Physiologically Based Pharmacokinetic (PBPK) Modeling to Predict PET Image Quality of Three Generations EGFR TKI in Advanced-Stage NSCLC Patients

Abstract

Introduction: Epidermal growth factor receptor (EGFR) mutated NSCLC is best treated using an EGFR tyrosine kinase inhibitor (TKI). The presence and accessibility of EGFR overexpression and mutation in NSCLC can be determined using radiolabeled EGFR TKI PET/CT. However, recent research has shown a significant difference between image qualities (i.e., tumor-to-lung contrast) in three generation EGFR TKIs: 11C-erlotinib, 18F-afatinib and 11C-osimertinib. In this research we aim to develop a physiological pharmacokinetic (PBPK)-model to predict tumor-to-lung contrast and as a secondary outcome the uptake of healthy tissue of the three tracers. Methods: Relevant physicochemical and drug specific properties (e.g., pKa, lipophilicity, target binding) for each TKI were collected and applied in established base PBPK models. Key hallmarks of NSCLC include: immune tumor deprivation, unaltered tumor perfusion and an acidic tumor environment. Model accuracy was demonstrated by calculating the prediction error (PE) between predicted tissue-to-blood ratios (TBR) and measured PET-image-derived TBR. Sensitivity analysis was performed by excluding each key component and comparing the PE with the final mechanistical PBPK model predictions.
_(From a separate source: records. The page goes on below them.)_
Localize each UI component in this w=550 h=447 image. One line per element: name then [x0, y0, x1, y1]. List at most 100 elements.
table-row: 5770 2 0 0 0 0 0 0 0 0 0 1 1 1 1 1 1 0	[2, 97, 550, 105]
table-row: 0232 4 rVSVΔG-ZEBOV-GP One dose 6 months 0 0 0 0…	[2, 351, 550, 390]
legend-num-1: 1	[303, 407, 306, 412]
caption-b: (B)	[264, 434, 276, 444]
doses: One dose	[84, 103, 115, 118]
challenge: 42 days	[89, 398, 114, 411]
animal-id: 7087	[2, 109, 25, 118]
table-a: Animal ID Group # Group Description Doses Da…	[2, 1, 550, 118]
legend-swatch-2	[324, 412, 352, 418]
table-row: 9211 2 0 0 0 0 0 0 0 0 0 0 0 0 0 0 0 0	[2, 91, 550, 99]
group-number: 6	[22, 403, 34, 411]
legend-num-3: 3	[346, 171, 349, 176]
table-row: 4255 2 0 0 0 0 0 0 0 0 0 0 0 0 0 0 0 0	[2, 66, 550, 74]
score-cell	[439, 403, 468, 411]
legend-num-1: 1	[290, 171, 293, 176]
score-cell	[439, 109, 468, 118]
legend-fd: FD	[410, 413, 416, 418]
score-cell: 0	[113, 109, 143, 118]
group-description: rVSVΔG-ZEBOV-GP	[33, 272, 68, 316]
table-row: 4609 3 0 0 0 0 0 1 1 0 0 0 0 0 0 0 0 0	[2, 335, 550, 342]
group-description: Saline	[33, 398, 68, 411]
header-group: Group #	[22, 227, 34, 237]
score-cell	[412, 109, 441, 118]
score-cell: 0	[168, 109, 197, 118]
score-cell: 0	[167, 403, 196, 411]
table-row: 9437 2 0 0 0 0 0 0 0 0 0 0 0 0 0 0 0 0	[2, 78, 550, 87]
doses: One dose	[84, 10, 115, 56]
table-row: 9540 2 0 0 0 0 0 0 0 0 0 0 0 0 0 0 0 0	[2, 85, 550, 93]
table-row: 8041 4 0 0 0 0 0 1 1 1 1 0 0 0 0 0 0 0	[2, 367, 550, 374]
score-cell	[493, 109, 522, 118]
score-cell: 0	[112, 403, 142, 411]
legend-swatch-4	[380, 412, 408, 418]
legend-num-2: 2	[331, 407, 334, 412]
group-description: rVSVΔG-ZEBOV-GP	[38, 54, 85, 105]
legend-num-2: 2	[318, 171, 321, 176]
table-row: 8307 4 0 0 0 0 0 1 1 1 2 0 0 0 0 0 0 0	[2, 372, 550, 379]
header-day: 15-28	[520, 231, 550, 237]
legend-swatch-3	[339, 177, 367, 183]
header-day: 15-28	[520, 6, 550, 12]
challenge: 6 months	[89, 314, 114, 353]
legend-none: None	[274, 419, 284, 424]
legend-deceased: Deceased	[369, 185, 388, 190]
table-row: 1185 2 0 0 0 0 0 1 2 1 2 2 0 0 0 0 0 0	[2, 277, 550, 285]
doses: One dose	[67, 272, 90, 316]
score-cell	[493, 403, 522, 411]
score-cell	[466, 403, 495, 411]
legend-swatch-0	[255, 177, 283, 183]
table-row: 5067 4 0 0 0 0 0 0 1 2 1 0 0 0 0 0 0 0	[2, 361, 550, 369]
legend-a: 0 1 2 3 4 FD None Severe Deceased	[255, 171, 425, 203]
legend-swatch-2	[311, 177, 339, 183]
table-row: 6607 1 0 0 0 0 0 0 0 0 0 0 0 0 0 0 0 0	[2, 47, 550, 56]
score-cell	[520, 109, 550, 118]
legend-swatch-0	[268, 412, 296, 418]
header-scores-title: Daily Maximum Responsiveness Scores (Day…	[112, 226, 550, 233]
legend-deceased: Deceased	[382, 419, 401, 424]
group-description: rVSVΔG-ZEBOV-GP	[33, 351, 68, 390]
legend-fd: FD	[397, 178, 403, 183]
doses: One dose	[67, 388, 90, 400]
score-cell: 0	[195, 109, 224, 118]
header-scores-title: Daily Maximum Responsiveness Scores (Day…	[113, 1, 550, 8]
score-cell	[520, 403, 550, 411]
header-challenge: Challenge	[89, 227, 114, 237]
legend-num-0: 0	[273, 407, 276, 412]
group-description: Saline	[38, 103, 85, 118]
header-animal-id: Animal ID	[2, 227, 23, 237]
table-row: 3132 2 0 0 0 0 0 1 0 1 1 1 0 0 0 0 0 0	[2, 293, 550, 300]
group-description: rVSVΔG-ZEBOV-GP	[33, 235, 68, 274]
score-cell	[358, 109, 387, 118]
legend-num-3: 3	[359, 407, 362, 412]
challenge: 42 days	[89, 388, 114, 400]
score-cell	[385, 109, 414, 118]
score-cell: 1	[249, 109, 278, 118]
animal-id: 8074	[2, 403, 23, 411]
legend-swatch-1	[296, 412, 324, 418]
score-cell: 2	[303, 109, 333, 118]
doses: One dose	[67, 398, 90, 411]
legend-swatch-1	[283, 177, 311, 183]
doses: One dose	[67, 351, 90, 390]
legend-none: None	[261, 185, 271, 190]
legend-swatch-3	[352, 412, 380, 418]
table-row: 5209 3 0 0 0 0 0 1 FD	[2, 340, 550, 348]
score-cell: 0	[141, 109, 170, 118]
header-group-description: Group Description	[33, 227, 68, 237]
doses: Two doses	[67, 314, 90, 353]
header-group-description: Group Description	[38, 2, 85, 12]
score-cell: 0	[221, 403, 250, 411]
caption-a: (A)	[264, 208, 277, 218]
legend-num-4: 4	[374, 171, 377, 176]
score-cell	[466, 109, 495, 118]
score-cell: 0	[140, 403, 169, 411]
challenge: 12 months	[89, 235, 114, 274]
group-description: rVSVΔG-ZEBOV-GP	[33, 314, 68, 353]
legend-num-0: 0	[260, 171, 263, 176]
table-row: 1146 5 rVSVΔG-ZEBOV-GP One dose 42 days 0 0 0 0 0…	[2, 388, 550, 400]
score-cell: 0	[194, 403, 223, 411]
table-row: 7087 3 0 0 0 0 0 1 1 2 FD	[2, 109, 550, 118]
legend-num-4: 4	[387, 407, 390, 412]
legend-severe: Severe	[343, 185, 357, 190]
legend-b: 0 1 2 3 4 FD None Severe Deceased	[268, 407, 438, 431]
Results: The developed PBPK models were able to predict tumor-to-lung contrast for all EGFR-TKIs within threefold of observed PET image ratios (PE tumor-to-lung ratio of −90%, +44% and −6.3% for erlotinib, afatinib and osimertinib, respectively). Furthermore, the models depicted agreeable whole-body distribution, showing high tissue distribution for osimertinib and afatinib and low tissue distribution at high blood concentrations for erlotinib (mean PE, of −10.5%, range −158%–+190%, for all tissues). Conclusion: The developed PBPK models adequately predicted the image quality of afatinib and osimertinib and erlotinib. Some deviations in predicted whole-body TBR lead to new hypotheses, such as increased affinity for mutated EGFR and active influx transport (erlotinib into excreting tissues) or active efflux (afatinib from brain), which is currently unaccounted for. In the future, PBPK models may be used to predict the image quality of new tracers.